The key elements to the new identity are the Tick (Check if you are in the USA) logo representing a positive image reflecting its new slogan “Straightforward, professional access rental.” The new logo incorporates the two group colours of Blue and Yellow.
The company feels that the new identity makes a clean break with the past, and will help it encourage common values throughout the group. It will also provide a structured and thought-through image that can be easily adopted by new acquisitions.
The cost of developing the brand so far is around £100,000 with further costs for changing over letterheads and literature. However the 21,000 unit fleet will not be subject to any mass repaint or branding exercise. New machines and those subject to repainting will be ordered with the new image while the tick logo will be added to lifts as they come in for service.
Vertikal Comment
This looks like a fairly logical solution to what would have become a problem. With the entry of DK rental into the group plus two brands in Germany and six in the UK there was a danger of the group identity splintering into ragbag (identity wise) collection of businesses under common ownership.

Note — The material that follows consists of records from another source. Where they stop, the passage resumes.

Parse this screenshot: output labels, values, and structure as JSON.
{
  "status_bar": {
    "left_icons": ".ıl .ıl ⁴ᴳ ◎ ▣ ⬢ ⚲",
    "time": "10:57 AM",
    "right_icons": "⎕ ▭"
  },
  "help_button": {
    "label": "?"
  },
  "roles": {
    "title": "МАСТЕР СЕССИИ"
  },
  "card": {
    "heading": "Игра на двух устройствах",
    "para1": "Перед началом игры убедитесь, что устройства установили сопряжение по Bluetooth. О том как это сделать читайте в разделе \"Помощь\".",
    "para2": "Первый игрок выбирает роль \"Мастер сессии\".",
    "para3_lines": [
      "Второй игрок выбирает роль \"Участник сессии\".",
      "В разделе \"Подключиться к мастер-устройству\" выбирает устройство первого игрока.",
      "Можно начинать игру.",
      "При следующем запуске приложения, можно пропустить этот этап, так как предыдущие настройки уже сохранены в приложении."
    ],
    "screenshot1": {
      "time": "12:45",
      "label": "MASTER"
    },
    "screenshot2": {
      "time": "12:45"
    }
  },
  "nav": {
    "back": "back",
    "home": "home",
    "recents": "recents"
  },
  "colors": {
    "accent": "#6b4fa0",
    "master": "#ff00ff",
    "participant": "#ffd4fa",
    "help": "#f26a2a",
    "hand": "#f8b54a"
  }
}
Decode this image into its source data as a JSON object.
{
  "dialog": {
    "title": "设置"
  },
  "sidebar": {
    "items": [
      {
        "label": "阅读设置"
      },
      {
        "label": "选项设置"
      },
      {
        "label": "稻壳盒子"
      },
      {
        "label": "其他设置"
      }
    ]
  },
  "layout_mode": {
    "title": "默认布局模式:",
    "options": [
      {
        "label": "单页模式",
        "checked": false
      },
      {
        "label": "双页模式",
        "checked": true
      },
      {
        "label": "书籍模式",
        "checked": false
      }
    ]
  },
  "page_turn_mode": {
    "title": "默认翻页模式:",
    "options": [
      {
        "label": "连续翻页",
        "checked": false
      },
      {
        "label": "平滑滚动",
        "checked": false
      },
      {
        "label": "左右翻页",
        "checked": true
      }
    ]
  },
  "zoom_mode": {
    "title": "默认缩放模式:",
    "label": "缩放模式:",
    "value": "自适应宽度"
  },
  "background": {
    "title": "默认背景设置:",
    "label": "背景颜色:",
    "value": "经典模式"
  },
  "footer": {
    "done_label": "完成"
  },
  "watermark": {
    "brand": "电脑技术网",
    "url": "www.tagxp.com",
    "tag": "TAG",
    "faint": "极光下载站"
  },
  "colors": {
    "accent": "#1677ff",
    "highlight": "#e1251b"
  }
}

The objective for all Lavendon companies to adopt a common identity dates back to 2000 when the current colour scheme was introduced and the Zooom name was selected for the new business in France and for Germany, where it replaced Prolift and Furg.
At that time the intention was to eventually drop the Nationwide name in the UK in favour of Zooom, but this proved to be too big a step for the management to stomach, given the strength of the Nationwide brand at that time.
The two biggest surprises with this announcement are the dropping of the AMP, Kestrel and Higher Access names in the UK and the adoption of Lavendon as the trading name for Belgium, France and Spain.
The local managers deemed Lavendon to be better than the various permutations of DK and Zooom, Such as DK-Zooom. It can be pronounced easily enough in each language and does not have an oddball translation. It also overcomes the emotional internal issues of one team having to subjugate its identity to the other.
Ivan Papell, who now runs the combined Spanish business, claims that the undoubted Englishness of the name will, if anything, have a slightly positive cachet.
In the UK given that each of the four businesses has its regional base, one might have expected the four names to remain, with each simply adopting the new identity. However as the four companies are moving ever closer together, a common or collective banner was probably necessary or at least attractive..
Given that for the long term it is better to adopt a common name than develop and invest in a collective banner then a change to Panther, which is the strongest brand nationally, makes sense.
However the change in the UK will essentially give Lavendon two national businesses – rather than one national business and a collection of local companies. The question must be asked about how long it will be before Nationwide and Panther are merged?
It certainly does not look like it is on the cards for anytime soon, but the time will surely come. Perhaps when it does Lavendon GB will come into being?